The facsimile edition - true to the Abbotsford original - also includes a manuscript copy in Burns' own hand of 'O saw ye my Maggie' , another risqué composition, which Sir Walter had 'tipped into' his copy of The Fornicator's Court.
The Fornicator's Court is a humorously satirical account of the 18th Century Presbyterian Kirk's approach to sexual shenanigans.
As an adulterer, Burns was no stranger to the quasi-legal and sometimes hypocritical processes of the Kirk and the Kirk Session.
Robert Burns' poem 'O saw ye my Maggie' written in his own hand
The Faculty's cloth-bound facsimile contains an introduction by Burns scholars and experts Gerard Carruthers and Pauline Anne Gray, of Glasgow University's Centre for Robert Burns Studies.
Carruthers and Gray said in the late 18th and early 19th Century any publication of The Fornicator's Court would have been privately printed and at the request of only a few subscribers.

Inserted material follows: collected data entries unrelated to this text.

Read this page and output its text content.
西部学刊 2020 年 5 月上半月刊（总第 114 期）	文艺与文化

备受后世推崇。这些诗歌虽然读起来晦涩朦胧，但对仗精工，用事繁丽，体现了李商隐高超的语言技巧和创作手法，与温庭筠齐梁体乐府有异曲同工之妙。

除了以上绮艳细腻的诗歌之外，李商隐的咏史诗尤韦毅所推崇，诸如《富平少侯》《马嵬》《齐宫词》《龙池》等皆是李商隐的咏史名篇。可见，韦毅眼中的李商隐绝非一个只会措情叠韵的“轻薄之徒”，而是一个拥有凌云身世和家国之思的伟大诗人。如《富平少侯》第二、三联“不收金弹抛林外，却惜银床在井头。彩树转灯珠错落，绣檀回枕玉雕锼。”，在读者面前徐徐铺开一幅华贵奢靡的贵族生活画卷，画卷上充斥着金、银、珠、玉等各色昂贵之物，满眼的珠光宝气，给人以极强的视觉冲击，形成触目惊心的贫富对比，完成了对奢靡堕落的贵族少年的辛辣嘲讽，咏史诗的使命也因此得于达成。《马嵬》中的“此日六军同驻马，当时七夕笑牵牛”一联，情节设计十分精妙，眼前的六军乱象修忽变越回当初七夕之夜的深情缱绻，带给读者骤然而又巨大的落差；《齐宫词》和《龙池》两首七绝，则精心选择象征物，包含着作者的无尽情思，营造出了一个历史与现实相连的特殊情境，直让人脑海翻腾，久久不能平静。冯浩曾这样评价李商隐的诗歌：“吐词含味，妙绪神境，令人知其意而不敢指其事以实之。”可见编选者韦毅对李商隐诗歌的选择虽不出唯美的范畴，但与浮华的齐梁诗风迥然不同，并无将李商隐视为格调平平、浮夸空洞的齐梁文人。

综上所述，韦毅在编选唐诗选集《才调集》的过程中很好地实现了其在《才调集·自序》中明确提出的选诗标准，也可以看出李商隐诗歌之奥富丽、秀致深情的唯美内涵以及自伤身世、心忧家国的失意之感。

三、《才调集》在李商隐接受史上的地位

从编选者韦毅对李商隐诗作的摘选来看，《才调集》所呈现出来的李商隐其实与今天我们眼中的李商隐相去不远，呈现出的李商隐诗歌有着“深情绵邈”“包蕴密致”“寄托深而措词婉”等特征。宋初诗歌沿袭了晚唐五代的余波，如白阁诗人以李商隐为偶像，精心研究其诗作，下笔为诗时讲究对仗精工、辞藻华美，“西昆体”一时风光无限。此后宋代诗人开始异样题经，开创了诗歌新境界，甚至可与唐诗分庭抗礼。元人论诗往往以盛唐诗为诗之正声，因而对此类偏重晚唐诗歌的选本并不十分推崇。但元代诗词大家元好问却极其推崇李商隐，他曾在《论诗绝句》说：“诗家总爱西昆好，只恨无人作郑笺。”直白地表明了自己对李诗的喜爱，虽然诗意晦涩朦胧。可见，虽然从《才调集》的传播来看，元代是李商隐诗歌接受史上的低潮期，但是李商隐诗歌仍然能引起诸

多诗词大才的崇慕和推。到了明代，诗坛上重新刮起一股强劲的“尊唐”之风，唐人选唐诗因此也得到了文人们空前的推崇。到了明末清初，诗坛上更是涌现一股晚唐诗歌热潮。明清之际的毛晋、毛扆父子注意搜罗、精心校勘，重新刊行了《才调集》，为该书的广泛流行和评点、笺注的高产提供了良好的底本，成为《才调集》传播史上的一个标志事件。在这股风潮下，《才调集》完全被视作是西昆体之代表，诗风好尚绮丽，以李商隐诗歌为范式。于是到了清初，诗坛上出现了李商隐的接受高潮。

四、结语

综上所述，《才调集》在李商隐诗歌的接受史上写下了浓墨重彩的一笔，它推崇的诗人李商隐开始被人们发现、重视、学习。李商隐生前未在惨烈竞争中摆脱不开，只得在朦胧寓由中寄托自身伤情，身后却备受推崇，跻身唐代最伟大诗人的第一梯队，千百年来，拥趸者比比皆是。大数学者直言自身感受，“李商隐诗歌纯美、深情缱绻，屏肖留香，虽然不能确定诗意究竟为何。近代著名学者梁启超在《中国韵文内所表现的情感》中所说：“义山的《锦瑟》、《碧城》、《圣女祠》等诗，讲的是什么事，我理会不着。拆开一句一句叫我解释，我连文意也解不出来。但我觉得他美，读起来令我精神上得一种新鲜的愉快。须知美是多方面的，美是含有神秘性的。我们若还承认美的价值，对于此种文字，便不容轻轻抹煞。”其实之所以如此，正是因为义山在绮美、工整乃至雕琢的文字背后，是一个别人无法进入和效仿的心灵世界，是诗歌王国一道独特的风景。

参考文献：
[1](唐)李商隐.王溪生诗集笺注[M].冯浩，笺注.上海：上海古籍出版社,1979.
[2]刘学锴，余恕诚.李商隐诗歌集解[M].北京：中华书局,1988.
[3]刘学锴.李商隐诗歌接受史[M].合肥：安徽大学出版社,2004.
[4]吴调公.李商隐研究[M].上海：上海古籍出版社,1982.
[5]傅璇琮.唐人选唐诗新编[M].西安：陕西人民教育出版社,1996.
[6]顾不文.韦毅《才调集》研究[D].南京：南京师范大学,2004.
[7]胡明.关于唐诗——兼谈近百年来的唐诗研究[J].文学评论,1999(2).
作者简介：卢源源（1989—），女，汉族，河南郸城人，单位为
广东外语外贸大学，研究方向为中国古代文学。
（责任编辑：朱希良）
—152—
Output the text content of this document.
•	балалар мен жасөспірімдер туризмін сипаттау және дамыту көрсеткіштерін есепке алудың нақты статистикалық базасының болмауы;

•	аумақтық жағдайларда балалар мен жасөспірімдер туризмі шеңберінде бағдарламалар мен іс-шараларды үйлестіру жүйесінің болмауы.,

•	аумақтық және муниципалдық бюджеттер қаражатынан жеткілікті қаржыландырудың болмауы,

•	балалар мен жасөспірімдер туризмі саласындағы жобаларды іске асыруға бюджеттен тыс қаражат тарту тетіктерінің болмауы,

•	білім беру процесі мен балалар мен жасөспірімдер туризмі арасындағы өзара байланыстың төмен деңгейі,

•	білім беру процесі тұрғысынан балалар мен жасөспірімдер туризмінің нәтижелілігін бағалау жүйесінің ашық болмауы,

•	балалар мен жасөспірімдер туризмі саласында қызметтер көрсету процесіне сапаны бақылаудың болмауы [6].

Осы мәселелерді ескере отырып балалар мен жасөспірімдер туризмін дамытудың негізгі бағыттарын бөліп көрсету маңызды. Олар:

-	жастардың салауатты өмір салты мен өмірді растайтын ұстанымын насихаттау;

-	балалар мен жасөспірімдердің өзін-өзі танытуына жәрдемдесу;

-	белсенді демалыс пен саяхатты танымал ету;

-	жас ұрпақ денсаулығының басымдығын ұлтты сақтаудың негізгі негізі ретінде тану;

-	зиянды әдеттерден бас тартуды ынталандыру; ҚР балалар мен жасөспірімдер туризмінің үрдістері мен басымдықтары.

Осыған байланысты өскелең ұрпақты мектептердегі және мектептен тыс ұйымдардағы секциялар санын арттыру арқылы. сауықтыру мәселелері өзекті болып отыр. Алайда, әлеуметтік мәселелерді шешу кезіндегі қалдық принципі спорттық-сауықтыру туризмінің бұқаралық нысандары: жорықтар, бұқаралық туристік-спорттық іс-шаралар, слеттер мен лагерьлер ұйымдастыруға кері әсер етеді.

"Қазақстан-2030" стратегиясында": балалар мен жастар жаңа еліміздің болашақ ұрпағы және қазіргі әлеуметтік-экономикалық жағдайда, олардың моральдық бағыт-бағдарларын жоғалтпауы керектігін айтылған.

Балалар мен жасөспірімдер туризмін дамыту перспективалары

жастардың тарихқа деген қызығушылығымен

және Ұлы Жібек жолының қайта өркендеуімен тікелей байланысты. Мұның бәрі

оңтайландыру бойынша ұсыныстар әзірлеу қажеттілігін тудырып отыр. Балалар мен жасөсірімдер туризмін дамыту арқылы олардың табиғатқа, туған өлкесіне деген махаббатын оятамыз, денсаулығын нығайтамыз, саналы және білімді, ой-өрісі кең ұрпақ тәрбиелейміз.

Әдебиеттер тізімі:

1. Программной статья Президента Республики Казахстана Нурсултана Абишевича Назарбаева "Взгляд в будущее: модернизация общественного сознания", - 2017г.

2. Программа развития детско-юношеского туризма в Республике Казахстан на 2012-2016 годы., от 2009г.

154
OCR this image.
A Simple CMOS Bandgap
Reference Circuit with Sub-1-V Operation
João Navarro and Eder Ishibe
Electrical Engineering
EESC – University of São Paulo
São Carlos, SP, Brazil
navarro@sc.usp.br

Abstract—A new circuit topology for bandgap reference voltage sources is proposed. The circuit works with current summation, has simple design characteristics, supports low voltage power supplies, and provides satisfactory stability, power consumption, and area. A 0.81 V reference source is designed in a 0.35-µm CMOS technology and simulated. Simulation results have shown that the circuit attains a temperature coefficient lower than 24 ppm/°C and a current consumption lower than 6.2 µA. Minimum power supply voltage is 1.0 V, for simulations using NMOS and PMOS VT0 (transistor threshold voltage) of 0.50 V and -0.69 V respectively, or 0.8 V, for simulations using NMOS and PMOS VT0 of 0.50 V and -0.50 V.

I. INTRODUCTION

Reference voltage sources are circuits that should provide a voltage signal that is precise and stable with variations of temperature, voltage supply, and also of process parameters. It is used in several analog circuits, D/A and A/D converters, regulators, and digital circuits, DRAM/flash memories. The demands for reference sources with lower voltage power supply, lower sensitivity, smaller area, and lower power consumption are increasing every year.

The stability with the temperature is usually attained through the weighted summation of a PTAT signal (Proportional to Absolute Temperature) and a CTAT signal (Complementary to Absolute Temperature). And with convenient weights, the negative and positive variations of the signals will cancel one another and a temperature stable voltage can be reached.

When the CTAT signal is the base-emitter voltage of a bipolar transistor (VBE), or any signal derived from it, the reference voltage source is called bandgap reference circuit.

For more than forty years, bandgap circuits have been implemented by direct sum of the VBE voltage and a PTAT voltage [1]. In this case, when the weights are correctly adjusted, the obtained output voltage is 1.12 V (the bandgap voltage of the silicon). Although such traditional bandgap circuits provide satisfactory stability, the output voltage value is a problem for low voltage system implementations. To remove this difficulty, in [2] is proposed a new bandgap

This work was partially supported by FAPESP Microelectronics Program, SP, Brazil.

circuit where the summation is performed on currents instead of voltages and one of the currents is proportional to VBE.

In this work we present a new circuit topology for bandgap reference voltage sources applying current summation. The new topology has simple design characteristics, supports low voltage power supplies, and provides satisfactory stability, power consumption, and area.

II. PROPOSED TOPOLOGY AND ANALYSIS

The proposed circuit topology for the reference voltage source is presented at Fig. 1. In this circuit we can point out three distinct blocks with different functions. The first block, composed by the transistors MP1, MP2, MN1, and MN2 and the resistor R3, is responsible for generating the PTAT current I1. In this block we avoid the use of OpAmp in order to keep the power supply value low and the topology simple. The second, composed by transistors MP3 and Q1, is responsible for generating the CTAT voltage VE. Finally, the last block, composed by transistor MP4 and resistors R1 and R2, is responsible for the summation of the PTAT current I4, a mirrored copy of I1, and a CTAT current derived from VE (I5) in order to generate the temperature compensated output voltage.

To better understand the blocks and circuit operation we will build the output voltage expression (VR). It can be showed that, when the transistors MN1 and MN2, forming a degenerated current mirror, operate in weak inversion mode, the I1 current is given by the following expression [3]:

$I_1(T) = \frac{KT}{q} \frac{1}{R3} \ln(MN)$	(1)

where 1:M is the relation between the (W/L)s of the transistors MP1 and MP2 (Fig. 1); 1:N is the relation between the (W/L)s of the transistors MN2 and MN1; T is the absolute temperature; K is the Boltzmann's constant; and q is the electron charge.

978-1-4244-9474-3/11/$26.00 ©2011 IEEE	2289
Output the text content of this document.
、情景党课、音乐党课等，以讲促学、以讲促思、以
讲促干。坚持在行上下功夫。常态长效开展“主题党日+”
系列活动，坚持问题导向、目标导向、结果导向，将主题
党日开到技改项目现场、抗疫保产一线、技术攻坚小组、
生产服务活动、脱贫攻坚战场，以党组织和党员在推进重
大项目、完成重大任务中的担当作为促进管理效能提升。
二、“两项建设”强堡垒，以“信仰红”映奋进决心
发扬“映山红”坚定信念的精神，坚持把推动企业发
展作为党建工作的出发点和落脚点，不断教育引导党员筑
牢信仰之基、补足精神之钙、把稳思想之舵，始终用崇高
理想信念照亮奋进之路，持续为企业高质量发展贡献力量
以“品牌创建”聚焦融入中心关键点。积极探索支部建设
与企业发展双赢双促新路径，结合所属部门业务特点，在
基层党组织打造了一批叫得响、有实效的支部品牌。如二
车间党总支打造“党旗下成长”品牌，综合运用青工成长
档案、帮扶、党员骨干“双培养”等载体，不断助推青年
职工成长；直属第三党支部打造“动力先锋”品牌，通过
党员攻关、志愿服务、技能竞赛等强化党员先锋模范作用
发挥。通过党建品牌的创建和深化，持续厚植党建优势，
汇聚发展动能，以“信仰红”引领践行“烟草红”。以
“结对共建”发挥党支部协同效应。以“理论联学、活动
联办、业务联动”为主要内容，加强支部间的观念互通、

"Verses and publications such as this were obviously being shared and enjoyed by gentlemen in the drawing room, at clubs or discreetly circulated among friends," they said.
As a young man in Edinburgh, Scott famously met Burns and maintained a lifelong admiration for him.
Carruthers and Gray added: "This facsimile version of the Fornicators Court, including the tipped in 'O saw ye my Maggie', is one of the rarities of the library at Abbotsford.
"It is testament also to Scott's fascination with the man he called his 'favourite author'.
"It is an item that links those two of Scotland's writers who do more than any others to broadcast to the modern world the idea of Scotland, and highlights their conjunction also as creative artists interested in the more intimate spaces of human culture."